The other key idea in Erlang is that no component should ever be assumed to be reliable. Even if the code is perfect, it runs on a computer and these are physical machines and are subject to electrical faults and so on. If you want to build reliable systems (and, remember, Erlang came from telecoms systems where five nines of uptime meant that you were missing your SLA by a large margin) then you need to assume that any component can fail and have a recovery mechanism. You build these top-down in your system, starting from the top-level architecture. If you build error recovery here then you discover that very large parts of your program can completely fail without impacting the entire system. Below this point, you can completely punt on any kind of local unexpected error handling because you’ve already built the error recovery systems.

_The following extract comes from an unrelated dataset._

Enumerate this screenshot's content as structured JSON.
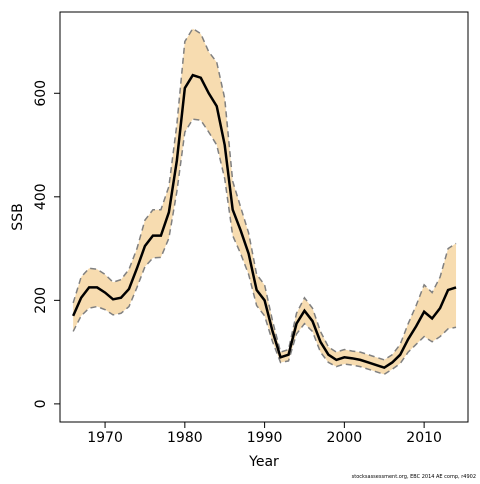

I think the second point is the key difference between the Erlang model and exceptions. Exceptions encourage bottom-up reasoning about failure. For each component, you enumerate the set of ways in which it can fail and then build mechanisms for handling them as you compose systems. With Erlang, you assemble failure domains at the top level of your design and worry about how to ensure that they are independent failure domains, not about the myriad ways in which a component might fail. This is more robust because it requries you to enumerate the things that can fail, not the reasons that it may fail. The former is an intrinsic part of your system architecture, the latter is an emergent property.
In the book The pragmatic programmer this strategy is called “Crash early”.